Но однажды немцы сами нас вывели за нее. В лагерь приехал какой-то важный генерал, и в его честь немцы решили устроить концерт, используя нас в качестве тешащей самолюбие публики. Мы все собрались на поляне, охраняемой по периметру автоматчиками. Солдаты устроили целое представление: один играл на аккордеоне и пел, другой жонглировал и танцевал, а третий поставил стул себе на подбородок. Все были поражены. И именно в этот момент над нами пролетел советский самолет. Летчик заметил большое скопление немцев и вражеской техники и начал бомбить. Раздался взрыв. И еще один, и еще. Среди немцев началась паника, и им ненадолго стало не до нас. Мы с сестрой и мамой стояли ближе всех к лесу и, воспользовавшись суматохой, бросились бежать. Мы были почти у леса, как я заметил погибшую от взрыва бомбы огромную лошадь: ее разорвало на куски. Я схватил кусок ноги, еще теплый, с сочащейся кровью, и догнал маму с сестрой. Долго мы бежали по лесу. Мама совсем выбилась из сил из-за постоянного недоедания и тяжелой физической работы. Наконец мы дошли до ближайшей деревни, постучались в самый первый дом. Дверь нам открыла добрая старушка. Мы попросили у нее котелок и спички, чтобы приготовить мясо. А она нас пожалела и разрешила жить у нее, пока мама не наберется сил, чтобы идти дальше – домой.
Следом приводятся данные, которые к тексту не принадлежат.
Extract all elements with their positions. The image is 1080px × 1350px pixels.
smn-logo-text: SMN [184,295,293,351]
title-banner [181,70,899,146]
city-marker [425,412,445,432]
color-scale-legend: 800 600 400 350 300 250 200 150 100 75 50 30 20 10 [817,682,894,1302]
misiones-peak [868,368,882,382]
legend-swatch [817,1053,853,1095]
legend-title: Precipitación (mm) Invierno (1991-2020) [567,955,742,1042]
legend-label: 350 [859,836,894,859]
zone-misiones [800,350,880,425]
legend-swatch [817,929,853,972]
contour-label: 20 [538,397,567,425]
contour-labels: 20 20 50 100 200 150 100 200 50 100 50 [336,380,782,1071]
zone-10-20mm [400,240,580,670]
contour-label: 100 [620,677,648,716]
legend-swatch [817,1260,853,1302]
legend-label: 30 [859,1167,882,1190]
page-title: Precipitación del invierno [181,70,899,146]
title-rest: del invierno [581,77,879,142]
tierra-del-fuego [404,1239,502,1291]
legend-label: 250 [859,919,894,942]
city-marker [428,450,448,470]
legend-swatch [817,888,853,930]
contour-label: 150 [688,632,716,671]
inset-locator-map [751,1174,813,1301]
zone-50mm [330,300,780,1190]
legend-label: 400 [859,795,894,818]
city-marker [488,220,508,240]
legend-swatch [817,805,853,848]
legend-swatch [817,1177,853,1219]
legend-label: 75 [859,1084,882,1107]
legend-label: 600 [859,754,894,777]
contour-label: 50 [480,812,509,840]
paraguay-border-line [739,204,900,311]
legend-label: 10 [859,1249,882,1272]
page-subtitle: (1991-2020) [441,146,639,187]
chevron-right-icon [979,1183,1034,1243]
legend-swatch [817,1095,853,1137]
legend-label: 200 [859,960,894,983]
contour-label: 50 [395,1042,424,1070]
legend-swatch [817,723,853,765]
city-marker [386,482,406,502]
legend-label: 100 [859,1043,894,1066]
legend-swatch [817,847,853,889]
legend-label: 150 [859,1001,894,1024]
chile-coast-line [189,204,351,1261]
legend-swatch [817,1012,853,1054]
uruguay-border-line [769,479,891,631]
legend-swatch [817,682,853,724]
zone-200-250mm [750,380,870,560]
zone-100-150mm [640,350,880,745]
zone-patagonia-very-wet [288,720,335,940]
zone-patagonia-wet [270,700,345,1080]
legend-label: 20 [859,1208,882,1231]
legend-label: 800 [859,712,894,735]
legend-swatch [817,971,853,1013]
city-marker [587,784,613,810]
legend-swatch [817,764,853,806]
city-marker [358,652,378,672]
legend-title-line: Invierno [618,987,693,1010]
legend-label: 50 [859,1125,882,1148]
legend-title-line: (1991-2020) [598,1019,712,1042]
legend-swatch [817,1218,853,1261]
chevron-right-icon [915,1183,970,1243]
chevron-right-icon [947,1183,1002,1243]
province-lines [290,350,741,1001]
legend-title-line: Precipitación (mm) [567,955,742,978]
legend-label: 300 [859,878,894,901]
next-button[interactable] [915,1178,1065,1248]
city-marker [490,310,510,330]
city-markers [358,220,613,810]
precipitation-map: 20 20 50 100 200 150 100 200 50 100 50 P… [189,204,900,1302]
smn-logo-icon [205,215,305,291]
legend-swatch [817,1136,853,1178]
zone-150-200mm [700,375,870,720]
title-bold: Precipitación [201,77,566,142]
Так закончилось наше девятимесячное заключение в лагере.

Старушку звали бабой Ганей. В избе у нее был всегда идеальный порядок, на стенах висели образа. Но она тоже голодала. И после того, как мы доели мясо, есть было совершенно нечего, поэтому мама отправила меня побираться – просить еду у соседей. Мне было очень стыдно. Мой первый опыт закончился тем, что мне дали один блин, я съел его, а затем весь день прятался за сараем, чтобы не пришлось позориться снова. От мамы мне, конечно, влетело. Но человек ко всему привыкает, и я потихоньку избавился от сжимающего сердце стыда, когда попрошайничал. Люди по возможности делились, и за счет этого мы жили какое-то время.